How? Well, you can let Burton put your penis in his mouth, as happened to former member Richard Laurel, who fled the group after being totally freaked by Burton's mouthlove. The Fellowship looks kind of stupid these days, as their prediction of nuclear war in 2006 (which they would not only survive, but rule the Earth afterwards) didn't quite pan out.

Apparently inside the cult's compound, one whole ceiling is covered with a giant painting of a dude with a boner. Members aren't allowed to use contractions in their speech - oops. And they make money by selling organic olive oil from trees on their giant ranch. So basically this is Old Anal-Retentive Gay Dude: The Cultening?


2
Raelians

The golden era of UFO cults was the 70s and 80s, before the Internet was around to connect all of ther tinfoil-hatted crazies together.
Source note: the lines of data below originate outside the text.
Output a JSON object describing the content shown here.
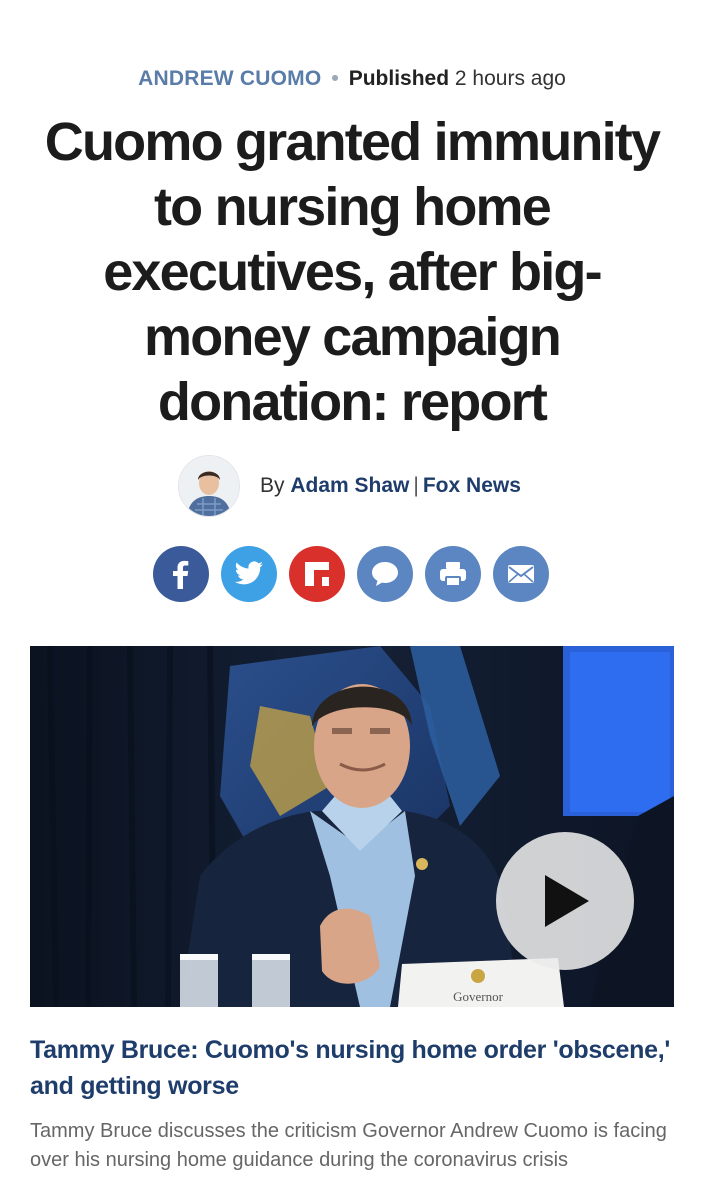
{
  "meta": {
    "category": "ANDREW CUOMO",
    "published_label": "Published",
    "published_time": "2 hours ago"
  },
  "headline": "Cuomo granted immunity to nursing home executives, after big-money campaign donation: report",
  "byline": {
    "prefix": "By",
    "author": "Adam Shaw",
    "separator": "|",
    "outlet": "Fox News"
  },
  "share": [
    {
      "name": "facebook",
      "color": "#3b5a9a"
    },
    {
      "name": "twitter",
      "color": "#3ea1e6"
    },
    {
      "name": "flipboard",
      "color": "#d9302b"
    },
    {
      "name": "comments",
      "color": "#5b86c2"
    },
    {
      "name": "print",
      "color": "#5b86c2"
    },
    {
      "name": "email",
      "color": "#5b86c2"
    }
  ],
  "video": {
    "placard_text": "Governor",
    "play_icon": "play-icon"
  },
  "caption": {
    "title": "Tammy Bruce: Cuomo's nursing home order 'obscene,' and getting worse",
    "description": "Tammy Bruce discusses the criticism Governor Andrew Cuomo is facing over his nursing home guidance during the coronavirus crisis"
  }
}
However, a few continue ot soldier on, most notably the Raelians.

Founded in 1974, Raelians teach that we were created by aliens known as the Elohim and that they will come back during the Apocalypse to save us all. However, on the way there, we can sure do some bananas stuff. Like many cults, Raelianism is very good for the sexual life of founder Claude Vorilhon. A subgroup of women known as Rael's Angels exist to service his every need.

The cult had a brief flurry of attention in 2002 when Clonaid, an alleged biotech company founded by the Raelians, claimed they had created the first human clone - a woman known as Eve. Charging as much as $200,000 for cloning services, not a single provable child has been seen, let alone tested. It is a mystery!

1
Nuwaubianism

Most cults are, to be perfectly honest, white folks business. Who knows why? Maybe we don't have enough real problems. But Nuwaubianism proves that there's no racial barrier to having a crazy-ass religion.

Founded by Dwight D. York in the '70s as a Black Muslim group, it has steadily added bizarre beliefs over the ages, including: We are all concieved as twins, but the other twin turns into the placenta and you have to bury it so Satan doesn't make a clone of the child. Some aborted fetuses survive and are forming a massive army in the sewers. And Nikola Tesla was from Venus.

It's a huge, hilarious, incoherent mess, and York isn't preaching much of it anymore as he's in prison for 150 years on counts of inappropriately touching children under his care.